After the slowdown 2022, the GDP quickly regained momentum: It grew at a solid 3.2% annual rate from July through September and a 2.7% rate from October through December. Steady consumer spending contributed heavily to the growth.
Economists still foresee a recession sometime this year — they were always skeptical of a soft landing — but now see it coming later than they’d expected. A survey of 48 forecasters issued last week by the National Association for Business Economics found that only a quarter of the respondents think a recession will have started by the end of March, down from half who had predicted so in December.
JOBS
The remarkable strength of the American job market has defied expectations throughout the economic tumult of the COVID years. 2021 and 2022 were the two best years for hiring in U.S. government records dating to 1940.
Job creation was expected to slow this year.

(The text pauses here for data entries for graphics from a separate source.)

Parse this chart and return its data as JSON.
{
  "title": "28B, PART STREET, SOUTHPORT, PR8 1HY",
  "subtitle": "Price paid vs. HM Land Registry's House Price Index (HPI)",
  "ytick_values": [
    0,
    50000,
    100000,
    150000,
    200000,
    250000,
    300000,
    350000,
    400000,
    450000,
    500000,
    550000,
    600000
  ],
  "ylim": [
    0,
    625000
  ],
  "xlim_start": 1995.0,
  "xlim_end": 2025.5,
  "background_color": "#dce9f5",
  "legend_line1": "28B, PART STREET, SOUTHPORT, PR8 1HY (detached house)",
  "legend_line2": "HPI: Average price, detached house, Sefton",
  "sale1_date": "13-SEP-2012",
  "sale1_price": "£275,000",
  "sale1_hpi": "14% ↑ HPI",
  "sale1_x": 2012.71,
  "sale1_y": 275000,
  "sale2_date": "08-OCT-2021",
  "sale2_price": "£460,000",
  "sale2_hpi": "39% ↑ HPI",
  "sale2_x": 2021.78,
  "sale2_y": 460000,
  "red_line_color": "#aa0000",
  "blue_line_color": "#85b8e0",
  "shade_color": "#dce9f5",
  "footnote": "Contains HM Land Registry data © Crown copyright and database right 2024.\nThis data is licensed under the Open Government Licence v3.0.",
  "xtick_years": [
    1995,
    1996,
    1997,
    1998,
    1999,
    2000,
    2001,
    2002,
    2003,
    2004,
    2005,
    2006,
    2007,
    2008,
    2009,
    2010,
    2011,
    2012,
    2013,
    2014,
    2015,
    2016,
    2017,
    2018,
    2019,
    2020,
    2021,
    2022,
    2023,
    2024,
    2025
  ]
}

Not so far. In January, employers added a blistering 517,000 jobs, far surpassing December’s 260,000 gain. They likely added nearly 208,000 more in February, according to a survey of forecasters by the data firm FactSet. The Labor Department releases last month’s job numbers on Friday.
In January, the unemployment rate reached 3.4%, its lowest level since 1969. There are now about two job openings, on average, for each unemployed American.
But a robust job market also puts upward pressure on wages — and therefore on prices. Which means further inflation.
CONSUMERS
Their jobs secure, their bank accounts still bolstered by pandemic-era savings, Americans have continued to spend, shrugging off higher interest rates and prices.
In January, retail sales rose at their fastest pace in nearly two years, rebounding from a tepid holiday shopping season. Even after accounting for inflation, consumers spent their after-tax dollars at the fastest pace since March 2021. Consumer spending on services, ranging from health care to dinners out to airline tickets, last year accounted for 95% of the economy’s growth.
Mark Zandi, chief economist at Moody’s Analytics, estimates that consumers still have $1.5 trillion in “excess savings” — above what they’d have socked away if the pandemic hadn’t hit — from government aid and from cutting back while stuck at home at the peak of the pandemic.
Still, inflation continues to cause hardships for millions of households. Adjusted for inflation, average hourly earnings have fallen for 22 straight months, government data shows. Many low- and middle-income families are turning to credit cards to sustain their spending.
HOUSING
The Fed’s rate hikes, which so far have had only a limited effect on the overall economy, have walloped one industry: Housing.
Residential real estate depends on the willingness of people to borrow for what’s typically the costliest purchase of their lives. As the Fed continually jacked up interest rates last year, the average rate on a 30-year fixed mortgage topped 7% last fall — more than double where it began 2022 — before dropping back slightly.
The damage has been severe. Sales of existing homes have dropped for a record 12 straight months, according to the National Association of Realtors. And the government’s GDP report showed that investment in housing plunged at an annual rate of nearly 26% from October through December after having tumbled 18% from April through June and 27% from July through September.